Ia menyerah? Mungkin iya. Tapi bagi saya ada hal lain lagi. Ia memiliki tujuan yang jelas. Menempuh dunia sastra, yang oleh Budi Darma, diistilahkan sebagai dunia sepintas lalu, juga memiliki risiko. Tidak hanya bermodal menulis puluhan puisi, cerpen, atau novel. Lebih dari itu. Perlu kesiapan mental. Rupa-rupa nama baru bermunculan, rupa-rupa karya sastra ditulis tanpa kita sanggup mencernanya dengan sempurna. Perubahan demikian cepat sementara gerak langkah kita terseret-seret. Ini tentang cara menyesuaikan diri dengan perubahan. Barangkali inilah fenomena yang dikatakan Alvin Toffler di tahun 1970-an sebagai kejutan masa depan (future shock). Secara sederhana, rumusan ini dipakai untuk melukiskan tekanan dan disorientasi hebat yang dialami manusia jika terlampau banyak dibebani perubahan dalam waktu yang terlampau singkat. Sebuah kelumpuhan psikologis mengancam. Kemarau ide dan kekeringan imajinasi telah di depan mata.
Kehidupan modern memaksa manusia untuk hidup dengan hitung-hitungan, tak terkecuali di dunia sastra. Persaingan, kompetisi, keinginan untuk menonjol, telah membuat batin manusia menjadi lelah. Dengan kocak, penyair Chairil Anwar melukiskan fenomena ini dalam sebuah puisinya: “Lahir seorang besar dan tenggelam beratus ribu/keduanya harus dicatat, keduanya dapat tempat.” Sepertinya memasuki dunia sastra hanya untuk berebut lahan saja. Sekedar untuk dicatat namanya.
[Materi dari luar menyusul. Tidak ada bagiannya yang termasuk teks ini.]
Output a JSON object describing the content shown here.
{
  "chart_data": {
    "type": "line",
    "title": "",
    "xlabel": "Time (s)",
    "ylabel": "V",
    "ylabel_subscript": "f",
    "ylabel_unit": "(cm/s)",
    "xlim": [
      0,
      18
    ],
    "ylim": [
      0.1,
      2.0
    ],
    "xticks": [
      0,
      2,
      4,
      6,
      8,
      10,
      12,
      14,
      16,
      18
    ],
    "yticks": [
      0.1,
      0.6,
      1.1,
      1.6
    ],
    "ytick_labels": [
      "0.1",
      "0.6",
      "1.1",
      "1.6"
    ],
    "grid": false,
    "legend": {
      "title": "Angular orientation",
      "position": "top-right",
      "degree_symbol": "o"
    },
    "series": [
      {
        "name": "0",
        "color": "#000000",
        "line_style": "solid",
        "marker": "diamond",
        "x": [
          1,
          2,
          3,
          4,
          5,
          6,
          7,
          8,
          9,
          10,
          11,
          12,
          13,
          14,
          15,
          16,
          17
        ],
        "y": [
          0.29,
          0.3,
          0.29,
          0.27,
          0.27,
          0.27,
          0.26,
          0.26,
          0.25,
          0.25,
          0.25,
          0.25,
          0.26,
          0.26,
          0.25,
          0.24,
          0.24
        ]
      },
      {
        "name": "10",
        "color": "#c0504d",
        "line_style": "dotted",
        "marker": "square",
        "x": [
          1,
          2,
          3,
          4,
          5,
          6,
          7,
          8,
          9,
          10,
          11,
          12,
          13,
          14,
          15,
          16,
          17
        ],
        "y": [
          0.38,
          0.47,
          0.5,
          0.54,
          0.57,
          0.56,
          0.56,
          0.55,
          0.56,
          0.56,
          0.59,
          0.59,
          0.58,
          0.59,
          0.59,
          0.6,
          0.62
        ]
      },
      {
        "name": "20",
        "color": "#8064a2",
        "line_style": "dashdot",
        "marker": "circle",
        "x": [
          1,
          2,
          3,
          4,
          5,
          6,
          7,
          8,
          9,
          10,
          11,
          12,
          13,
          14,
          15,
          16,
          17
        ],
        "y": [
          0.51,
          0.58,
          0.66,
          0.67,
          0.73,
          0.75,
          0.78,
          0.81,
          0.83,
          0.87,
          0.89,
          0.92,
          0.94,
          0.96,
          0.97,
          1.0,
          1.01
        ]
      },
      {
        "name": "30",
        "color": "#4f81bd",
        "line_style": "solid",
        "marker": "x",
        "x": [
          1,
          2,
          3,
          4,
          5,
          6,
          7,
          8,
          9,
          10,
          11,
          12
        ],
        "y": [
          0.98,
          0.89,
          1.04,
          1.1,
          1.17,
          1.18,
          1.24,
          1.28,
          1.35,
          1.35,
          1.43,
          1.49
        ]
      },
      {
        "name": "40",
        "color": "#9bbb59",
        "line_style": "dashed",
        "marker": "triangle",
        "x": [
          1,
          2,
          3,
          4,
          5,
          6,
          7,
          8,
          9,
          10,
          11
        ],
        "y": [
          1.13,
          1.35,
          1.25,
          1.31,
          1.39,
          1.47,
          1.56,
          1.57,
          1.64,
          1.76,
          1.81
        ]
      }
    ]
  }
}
Di sinilah seruan Sapardi Djoko Damono untuk mengembalikan sastra sebagai seni, bukan sebagai ilmu, menjadi aktual. Ini dunia di mana setiap orang yang masuk ke dalamnya akan menjadi indah dan tercerahkan. Bukan soal kalkulasi dan menghitung-hitung posisi. Bukan soal mengukur-ukur standar estetik karya, mana yang berkualitas mana yang tidak. Jika ini yang terjadi, yang muncul kemudian adalah ngotot-ngototan dan perdebatan yang tak kunjung selesai. Masih untung jika bisa terus produktif, seringkali malah berakhir dengan permusuhan pribadi.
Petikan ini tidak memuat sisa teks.